Surprisingly, very little information is known about the movement patterns of juvenile sea turtles. Once hatchlings leave the nesting beach, it is very difficult for scientists to document where these turtles spend their time. However, recent advances in technology have made it possible to learn more about the habitats of juvenile sea turtles. Telonics, Inc., a manufacturer of telemetry devices for monitoring wildlife, has produced a satellite transmitter that is now small enough to be carried by juvenile sea turtles. In collaboration with the Archie Carr Center for Sea Turtle Research at the University of Florida, The Living Seas and Disney’s Animal Kingdom, we are testing the first satellite transmitters for use on juvenile sea turtles that measure approximately 30-40 cm.

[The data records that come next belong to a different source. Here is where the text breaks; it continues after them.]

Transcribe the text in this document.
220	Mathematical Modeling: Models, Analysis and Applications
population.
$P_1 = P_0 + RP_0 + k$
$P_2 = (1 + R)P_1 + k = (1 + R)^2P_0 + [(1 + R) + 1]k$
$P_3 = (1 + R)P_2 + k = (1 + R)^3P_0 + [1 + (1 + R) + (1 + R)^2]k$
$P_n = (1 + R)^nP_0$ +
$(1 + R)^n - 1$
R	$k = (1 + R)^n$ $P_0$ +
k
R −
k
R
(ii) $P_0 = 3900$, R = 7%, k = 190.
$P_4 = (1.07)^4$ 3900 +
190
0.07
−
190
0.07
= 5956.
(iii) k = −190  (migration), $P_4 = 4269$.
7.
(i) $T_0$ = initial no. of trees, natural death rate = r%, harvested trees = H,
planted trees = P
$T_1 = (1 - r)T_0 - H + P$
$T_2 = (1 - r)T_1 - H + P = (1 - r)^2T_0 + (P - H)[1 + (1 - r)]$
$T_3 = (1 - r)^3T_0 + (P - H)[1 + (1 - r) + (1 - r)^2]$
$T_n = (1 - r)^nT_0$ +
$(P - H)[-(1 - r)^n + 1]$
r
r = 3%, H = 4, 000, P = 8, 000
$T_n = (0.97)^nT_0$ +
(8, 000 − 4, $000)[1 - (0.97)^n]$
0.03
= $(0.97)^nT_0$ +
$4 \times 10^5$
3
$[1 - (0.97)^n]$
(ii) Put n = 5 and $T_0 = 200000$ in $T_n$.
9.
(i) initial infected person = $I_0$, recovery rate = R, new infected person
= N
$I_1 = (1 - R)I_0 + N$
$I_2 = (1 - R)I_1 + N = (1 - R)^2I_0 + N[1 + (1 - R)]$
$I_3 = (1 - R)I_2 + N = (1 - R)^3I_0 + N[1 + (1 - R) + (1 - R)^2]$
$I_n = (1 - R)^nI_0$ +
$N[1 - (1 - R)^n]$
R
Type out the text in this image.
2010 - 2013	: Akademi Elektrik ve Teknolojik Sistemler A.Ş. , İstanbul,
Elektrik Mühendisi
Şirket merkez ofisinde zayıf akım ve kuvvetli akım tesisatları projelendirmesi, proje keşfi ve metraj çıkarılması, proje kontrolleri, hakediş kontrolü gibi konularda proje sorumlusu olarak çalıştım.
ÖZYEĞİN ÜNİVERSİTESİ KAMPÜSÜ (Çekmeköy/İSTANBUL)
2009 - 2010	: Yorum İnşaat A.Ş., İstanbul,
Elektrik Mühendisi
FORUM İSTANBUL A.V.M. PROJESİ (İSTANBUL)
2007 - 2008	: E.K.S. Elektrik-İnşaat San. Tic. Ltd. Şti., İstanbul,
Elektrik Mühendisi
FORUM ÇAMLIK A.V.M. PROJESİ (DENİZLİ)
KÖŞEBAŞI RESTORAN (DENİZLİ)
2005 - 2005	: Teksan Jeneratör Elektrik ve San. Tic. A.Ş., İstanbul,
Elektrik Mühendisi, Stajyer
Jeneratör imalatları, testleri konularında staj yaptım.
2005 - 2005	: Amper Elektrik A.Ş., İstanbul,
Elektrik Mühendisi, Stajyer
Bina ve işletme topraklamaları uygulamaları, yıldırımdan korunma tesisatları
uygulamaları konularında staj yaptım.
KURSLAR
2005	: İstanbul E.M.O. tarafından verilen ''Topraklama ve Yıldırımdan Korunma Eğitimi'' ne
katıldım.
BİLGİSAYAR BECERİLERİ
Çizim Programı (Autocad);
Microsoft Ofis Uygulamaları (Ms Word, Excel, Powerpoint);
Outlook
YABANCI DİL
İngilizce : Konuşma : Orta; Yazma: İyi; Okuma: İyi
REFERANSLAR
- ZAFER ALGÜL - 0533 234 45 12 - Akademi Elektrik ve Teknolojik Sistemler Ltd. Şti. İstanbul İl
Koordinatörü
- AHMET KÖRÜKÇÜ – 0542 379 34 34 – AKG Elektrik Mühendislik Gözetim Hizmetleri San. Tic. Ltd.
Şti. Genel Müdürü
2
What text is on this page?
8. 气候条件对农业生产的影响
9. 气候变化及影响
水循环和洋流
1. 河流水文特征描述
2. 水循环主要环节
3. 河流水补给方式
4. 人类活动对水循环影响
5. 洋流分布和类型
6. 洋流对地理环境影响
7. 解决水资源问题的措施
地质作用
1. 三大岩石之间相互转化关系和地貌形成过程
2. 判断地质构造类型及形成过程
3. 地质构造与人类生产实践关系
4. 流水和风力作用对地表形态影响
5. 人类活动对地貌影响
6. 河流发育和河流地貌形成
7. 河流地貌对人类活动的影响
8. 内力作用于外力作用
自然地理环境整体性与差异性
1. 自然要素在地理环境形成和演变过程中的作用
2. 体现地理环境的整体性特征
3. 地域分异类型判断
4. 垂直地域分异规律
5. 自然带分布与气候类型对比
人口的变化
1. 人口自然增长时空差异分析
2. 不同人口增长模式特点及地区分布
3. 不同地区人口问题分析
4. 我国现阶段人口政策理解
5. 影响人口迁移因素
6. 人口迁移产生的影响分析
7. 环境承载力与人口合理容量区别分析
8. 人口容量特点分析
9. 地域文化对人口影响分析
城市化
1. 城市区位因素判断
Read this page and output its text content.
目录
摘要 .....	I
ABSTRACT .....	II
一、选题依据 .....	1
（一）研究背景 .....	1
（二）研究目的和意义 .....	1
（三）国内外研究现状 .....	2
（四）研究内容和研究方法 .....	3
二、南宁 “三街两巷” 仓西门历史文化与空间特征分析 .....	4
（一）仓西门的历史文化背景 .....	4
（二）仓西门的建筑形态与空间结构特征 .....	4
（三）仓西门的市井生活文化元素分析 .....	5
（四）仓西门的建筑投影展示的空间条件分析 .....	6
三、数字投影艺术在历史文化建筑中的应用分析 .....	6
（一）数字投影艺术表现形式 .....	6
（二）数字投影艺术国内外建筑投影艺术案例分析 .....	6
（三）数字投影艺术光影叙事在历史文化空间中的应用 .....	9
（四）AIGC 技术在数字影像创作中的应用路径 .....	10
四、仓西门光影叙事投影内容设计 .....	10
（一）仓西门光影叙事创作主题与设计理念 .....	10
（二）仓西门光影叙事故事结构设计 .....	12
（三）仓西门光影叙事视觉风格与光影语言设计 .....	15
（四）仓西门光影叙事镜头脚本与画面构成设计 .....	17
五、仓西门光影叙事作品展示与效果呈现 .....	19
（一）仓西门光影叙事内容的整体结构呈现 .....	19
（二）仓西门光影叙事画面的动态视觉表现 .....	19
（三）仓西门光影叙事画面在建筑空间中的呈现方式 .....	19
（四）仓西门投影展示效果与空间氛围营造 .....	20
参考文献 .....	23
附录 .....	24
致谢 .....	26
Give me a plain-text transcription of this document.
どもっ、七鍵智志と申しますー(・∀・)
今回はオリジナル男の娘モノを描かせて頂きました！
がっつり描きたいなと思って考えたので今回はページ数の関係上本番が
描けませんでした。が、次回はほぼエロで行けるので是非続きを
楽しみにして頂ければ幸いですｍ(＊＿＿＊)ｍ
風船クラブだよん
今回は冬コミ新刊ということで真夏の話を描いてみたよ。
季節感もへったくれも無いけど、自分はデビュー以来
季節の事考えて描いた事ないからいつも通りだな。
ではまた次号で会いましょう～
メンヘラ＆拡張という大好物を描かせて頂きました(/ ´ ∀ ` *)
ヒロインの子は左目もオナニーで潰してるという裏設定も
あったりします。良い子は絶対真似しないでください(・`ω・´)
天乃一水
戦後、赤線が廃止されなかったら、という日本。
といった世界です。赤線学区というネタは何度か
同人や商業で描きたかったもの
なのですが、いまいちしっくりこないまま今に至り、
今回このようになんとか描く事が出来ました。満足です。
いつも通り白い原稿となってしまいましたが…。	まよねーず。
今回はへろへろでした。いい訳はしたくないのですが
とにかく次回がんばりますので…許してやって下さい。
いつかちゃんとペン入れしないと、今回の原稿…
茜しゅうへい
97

– On August 13 1998, researcher Dr. Dave Nelson, U.S. Army Corps of Engineers’ Waterways Experiment Station, attached a satellite transmitter to the back of a subadult loggerhead sea turtle named Perdida, meaning lost in Spanish. Perdida was recovering from “cold stunning”, which is similar to hypothermia, at the National Aquarium in Baltimore, Maryland. Staff and volunteers from the Aquarium’s Marine Animal Rescue Program have cared for the turtle since it was brought to the Aquarium in October, 1997. Perdida was released from Assateague Island, Maryland on the morning of August 14. The juvenile loggerhead weighed around 50 kg and measured 74.8 cm long.
Funding for Perdita’s transmitter was provided by the U.S. Army Corps of Engineers. Locations were provided by Dr. Dave Nelson (Environmental Laboratory, U.S. Army Corps of Engineers’ Waterways Experiment Station).